Although the majority of their pedagogical recommendations are sound, Garelick and Wilson do err on the procedural side of the mathematics education debate, leaving them perhaps too over-critical of certain progressive-sounding teaching strategies that do have lasting power in the classroom. Their condemnation of “present-day textbooks’” tendency to “start with more difficult problems” allows them to underscore the power of a gradual, scaffolded approach, but such a dismissal sacrifices the potential that challenging problems can have both to inspire thoughtfulness and to develop moral virtue.

Their claim that “students can be successful with math without being able to explain why or how what they are doing works” feels significantly overstated, and falls out of line with their own commitment to student understanding. Also, their dogged devotion to the “I do, We do, You do” lesson-planning strategy certainly provides a clear classroom structure for teachers to imitate, but it severely limits the creativity of the teacher and it forces form to drive content. While none of these moments detract considerably from their larger project, their tendency to overstate certain rejections of modern pedagogy robs some of their strong recommendations of force.

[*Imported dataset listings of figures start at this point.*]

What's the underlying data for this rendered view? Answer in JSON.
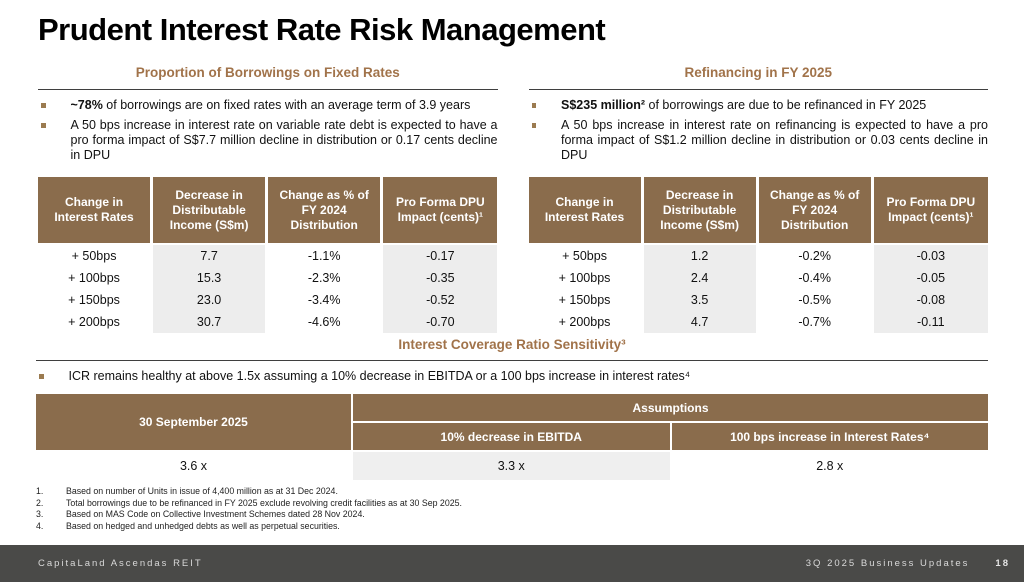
{
  "slide": {
    "title": "Prudent Interest Rate Risk Management"
  },
  "common": {
    "table_headers": [
      "Change in Interest Rates",
      "Decrease in Distributable Income (S$m)",
      "Change as % of FY 2024 Distribution",
      "Pro Forma DPU Impact (cents)¹"
    ]
  },
  "sections": {
    "fixed_rates": {
      "heading": "Proportion of Borrowings on Fixed Rates",
      "bullet1_bold": "~78%",
      "bullet1_rest": " of borrowings are on fixed rates with an average term of 3.9 years",
      "bullet2": "A 50 bps increase in interest rate on variable rate debt is expected to have a pro forma impact of S$7.7 million decline in distribution or 0.17 cents decline in DPU",
      "table": {
        "rows": [
          [
            "+ 50bps",
            "7.7",
            "-1.1%",
            "-0.17"
          ],
          [
            "+ 100bps",
            "15.3",
            "-2.3%",
            "-0.35"
          ],
          [
            "+ 150bps",
            "23.0",
            "-3.4%",
            "-0.52"
          ],
          [
            "+ 200bps",
            "30.7",
            "-4.6%",
            "-0.70"
          ]
        ]
      }
    },
    "refinancing": {
      "heading": "Refinancing in FY 2025",
      "bullet1_bold": "S$235 million²",
      "bullet1_rest": " of borrowings are due to be refinanced in FY 2025",
      "bullet2": "A 50 bps increase in interest rate on refinancing is expected to have a pro forma impact of S$1.2 million decline in distribution or 0.03 cents decline in DPU",
      "table": {
        "rows": [
          [
            "+ 50bps",
            "1.2",
            "-0.2%",
            "-0.03"
          ],
          [
            "+ 100bps",
            "2.4",
            "-0.4%",
            "-0.05"
          ],
          [
            "+ 150bps",
            "3.5",
            "-0.5%",
            "-0.08"
          ],
          [
            "+ 200bps",
            "4.7",
            "-0.7%",
            "-0.11"
          ]
        ]
      }
    },
    "icr": {
      "heading": "Interest Coverage Ratio Sensitivity³",
      "bullet": "ICR remains healthy at above 1.5x assuming a 10% decrease in EBITDA or a 100 bps increase in interest rates⁴",
      "table": {
        "col1_header": "30 September 2025",
        "assumptions_header": "Assumptions",
        "sub_header_ebitda": "10% decrease in EBITDA",
        "sub_header_rates": "100 bps increase in Interest Rates⁴",
        "values": [
          "3.6 x",
          "3.3 x",
          "2.8 x"
        ]
      }
    }
  },
  "footnotes": {
    "numbers": [
      "1.",
      "2.",
      "3.",
      "4."
    ],
    "items": [
      "Based on number of Units in issue of 4,400 million as at 31 Dec 2024.",
      "Total borrowings due to be refinanced in FY 2025 exclude revolving credit facilities as at 30 Sep 2025.",
      "Based on MAS Code on Collective Investment Schemes dated 28 Nov 2024.",
      "Based on hedged and unhedged debts as well as perpetual securities."
    ]
  },
  "footer": {
    "left": "CapitaLand Ascendas REIT",
    "right": "3Q 2025 Business Updates",
    "page": "18"
  },
  "colors": {
    "table_header_bg": "#8A6C4C",
    "section_heading_text": "#A1734A",
    "shaded_cell_bg": "#EDEDED",
    "footer_bg": "#4A4A48"
  }
}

Such shortcomings aside, the primary achievement of “Traditional Math” lies in its attempt to carve out what some call a “liturgical” vision for mathematics education. In “Beauty for Truth’s Sake,” Stratford Caldecott calls for a recovery of “liturgy” in the teaching and learning of the quadrivial arts, structured around “a set of rituals and a way of organizing time and space that situates us in relation to the beginning and end of things.”

In their conclusion, Garelick and Wilson frame their vision in terms of “ritual,” eschewing novel or flashy techniques and pointing educators instead towards a deep, slow, patient, intentional pedagogy that invites students into a rich tradition of meaningful ideas. This orients the mastery of “mathematical procedures” towards a “deeper understanding,” developing habits and practices in the classroom out of which true creativity can emerge.

For, as Caldecott reminds us, it is liturgy that “has always inspired art.”